Dynamiques sociales et morbidité

La variabilité de l’organisation sociale constituerait un indicateur pertinent permettant de rendre compte des normes de genre. Pour estimer l’effet de ces dernières sur les inégalités en matière de santé, des données qualitatives et quantitatives illustrant cette variabilité sont nécessaires. On avance l’hypothèse que le statut des femmes peut être impacté négativement lorsque le système de résidence est patrilocal et la filiation patrilinéaire, vu que les femmes y exercent un moindre contrôle sur les ressources, sont davantage absentes de la sphère politique décisionnelle, acquièrent un investissement parental plus faible et bénéficient d’un soutien familial moins important que dans les systèmes matrilinéaires car elles doivent quitter leur village natal lors du mariage si le mari réside ailleurs. Le propos consiste alors à vérifier, moyennant des enquêtes socio-anthropologiques, si les normes de genre affectant les femmes sont plus dépendantes des organisations sociales que les normes de genre affectant les hommes.

Le travail de terrain

EpiGender s’appuie sur l’échantillonnage d’un précédent programme ANR SoGen (2009-2015) ayant permis la collecte de données ethno-démographiques et salivaires auprès de douze populations autochtones du Cambodge et du Laos partageant des cadres de vie et des modes de production similaires, parlant des langues austro-asiatiques apparentées mais présentant des organisations sociales hétéroclites. EpiGender combine cet ensemble unique de données ethno-démographiques et des données génétiques/épigénétiques déjà obtenues, avec de nouvelles données complémentaires sur les normes de genre et le niveau individuel de stress psychosocial afin de vérifier si les femmes des populations patrilinéaires et patrilocales ont des profils épigénétiques prédictifs d’un risque accru de morbidité/mortalité par rapport aux femmes des populations matrilocales et/ou matrilinéaires, à cause des normes de genre moins favorables auxquelles elles sont exposées.
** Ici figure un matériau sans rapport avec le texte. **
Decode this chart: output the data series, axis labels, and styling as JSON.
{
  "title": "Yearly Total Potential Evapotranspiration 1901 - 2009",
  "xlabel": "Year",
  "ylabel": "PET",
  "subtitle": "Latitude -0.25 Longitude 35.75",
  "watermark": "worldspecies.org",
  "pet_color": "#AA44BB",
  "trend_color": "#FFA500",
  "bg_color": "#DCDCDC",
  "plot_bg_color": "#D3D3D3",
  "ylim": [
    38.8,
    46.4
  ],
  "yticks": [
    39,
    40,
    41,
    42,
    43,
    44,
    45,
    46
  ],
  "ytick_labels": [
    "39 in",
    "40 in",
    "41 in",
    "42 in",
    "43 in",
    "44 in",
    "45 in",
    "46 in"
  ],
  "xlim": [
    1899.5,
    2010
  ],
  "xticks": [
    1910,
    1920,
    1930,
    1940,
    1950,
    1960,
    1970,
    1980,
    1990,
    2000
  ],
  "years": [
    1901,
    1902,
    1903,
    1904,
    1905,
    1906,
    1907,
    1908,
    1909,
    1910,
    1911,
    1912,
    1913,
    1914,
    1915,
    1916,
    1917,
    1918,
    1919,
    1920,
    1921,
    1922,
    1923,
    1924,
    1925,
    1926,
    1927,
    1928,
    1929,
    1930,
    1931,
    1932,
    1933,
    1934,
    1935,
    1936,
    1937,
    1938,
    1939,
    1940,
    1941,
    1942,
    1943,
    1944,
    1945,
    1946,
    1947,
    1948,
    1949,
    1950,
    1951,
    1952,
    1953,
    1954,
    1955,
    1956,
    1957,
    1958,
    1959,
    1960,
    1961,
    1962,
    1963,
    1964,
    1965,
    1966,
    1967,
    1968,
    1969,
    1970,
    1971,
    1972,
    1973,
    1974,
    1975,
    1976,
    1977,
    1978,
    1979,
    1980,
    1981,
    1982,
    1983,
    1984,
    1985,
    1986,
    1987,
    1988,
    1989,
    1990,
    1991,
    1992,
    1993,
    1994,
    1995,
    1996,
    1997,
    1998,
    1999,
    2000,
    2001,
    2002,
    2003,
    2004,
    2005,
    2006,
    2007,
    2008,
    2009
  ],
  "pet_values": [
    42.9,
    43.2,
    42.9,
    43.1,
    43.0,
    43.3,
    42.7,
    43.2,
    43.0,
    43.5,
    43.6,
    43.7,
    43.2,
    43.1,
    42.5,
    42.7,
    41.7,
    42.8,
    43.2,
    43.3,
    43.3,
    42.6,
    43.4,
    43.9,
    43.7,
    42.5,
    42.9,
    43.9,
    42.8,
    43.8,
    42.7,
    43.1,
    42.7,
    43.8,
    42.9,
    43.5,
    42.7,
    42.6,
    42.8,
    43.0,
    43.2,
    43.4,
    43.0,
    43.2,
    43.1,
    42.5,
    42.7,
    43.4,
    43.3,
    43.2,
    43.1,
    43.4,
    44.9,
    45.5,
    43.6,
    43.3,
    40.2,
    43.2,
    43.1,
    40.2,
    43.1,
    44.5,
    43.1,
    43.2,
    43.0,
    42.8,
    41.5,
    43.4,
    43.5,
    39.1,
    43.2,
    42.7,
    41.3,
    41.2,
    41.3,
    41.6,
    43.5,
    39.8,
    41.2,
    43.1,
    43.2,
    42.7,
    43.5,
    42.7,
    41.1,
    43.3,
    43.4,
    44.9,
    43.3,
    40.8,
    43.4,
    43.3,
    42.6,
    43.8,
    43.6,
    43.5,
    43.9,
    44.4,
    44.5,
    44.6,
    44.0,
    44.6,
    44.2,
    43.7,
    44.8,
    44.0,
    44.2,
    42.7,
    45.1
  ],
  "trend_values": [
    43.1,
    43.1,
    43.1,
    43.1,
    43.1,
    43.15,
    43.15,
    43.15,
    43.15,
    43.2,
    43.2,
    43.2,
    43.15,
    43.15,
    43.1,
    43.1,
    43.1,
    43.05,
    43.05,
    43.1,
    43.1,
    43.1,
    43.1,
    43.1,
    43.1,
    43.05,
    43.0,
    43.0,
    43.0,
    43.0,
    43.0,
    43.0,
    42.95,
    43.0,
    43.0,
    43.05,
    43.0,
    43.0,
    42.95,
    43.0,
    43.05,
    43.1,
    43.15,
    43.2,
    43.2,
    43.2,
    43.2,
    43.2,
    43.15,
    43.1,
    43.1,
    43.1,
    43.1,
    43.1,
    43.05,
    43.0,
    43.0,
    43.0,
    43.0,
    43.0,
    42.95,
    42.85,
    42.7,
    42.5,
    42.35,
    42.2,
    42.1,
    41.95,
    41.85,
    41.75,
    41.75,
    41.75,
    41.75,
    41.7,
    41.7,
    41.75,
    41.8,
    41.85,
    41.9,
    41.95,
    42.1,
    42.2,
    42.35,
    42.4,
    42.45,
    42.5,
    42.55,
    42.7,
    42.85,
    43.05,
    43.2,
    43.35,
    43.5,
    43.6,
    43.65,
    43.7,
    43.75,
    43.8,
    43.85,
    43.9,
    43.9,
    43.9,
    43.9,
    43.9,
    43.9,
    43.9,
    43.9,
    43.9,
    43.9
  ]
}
Une quarantaine de foyers domestiques non directement apparentés, répartis en une dizaine de villages pour chaque profil de descendance (cognatique, matrilinéaire, patrilinéaire), vont être interviewés afin de vérifier si les normes de genre « en faveur » des hommes associées aux organisations patrilinéaires/patrilocales conduisent à des formes associées à un risque plus élevé de morbidité/mortalité chez les femmes. On en est actuellement au stade de la collecte des informations au Laos et au Cambodge. Les résultats ne seront pas disponibles avant la fin de l’année 2026.The Conversation

Le projet Epigender est financé par l’ANR (2022-2026) et rassemble une équipe CNRS UMR7206, une équipe IRD UMR DEVSOC et une équipe du MNHN.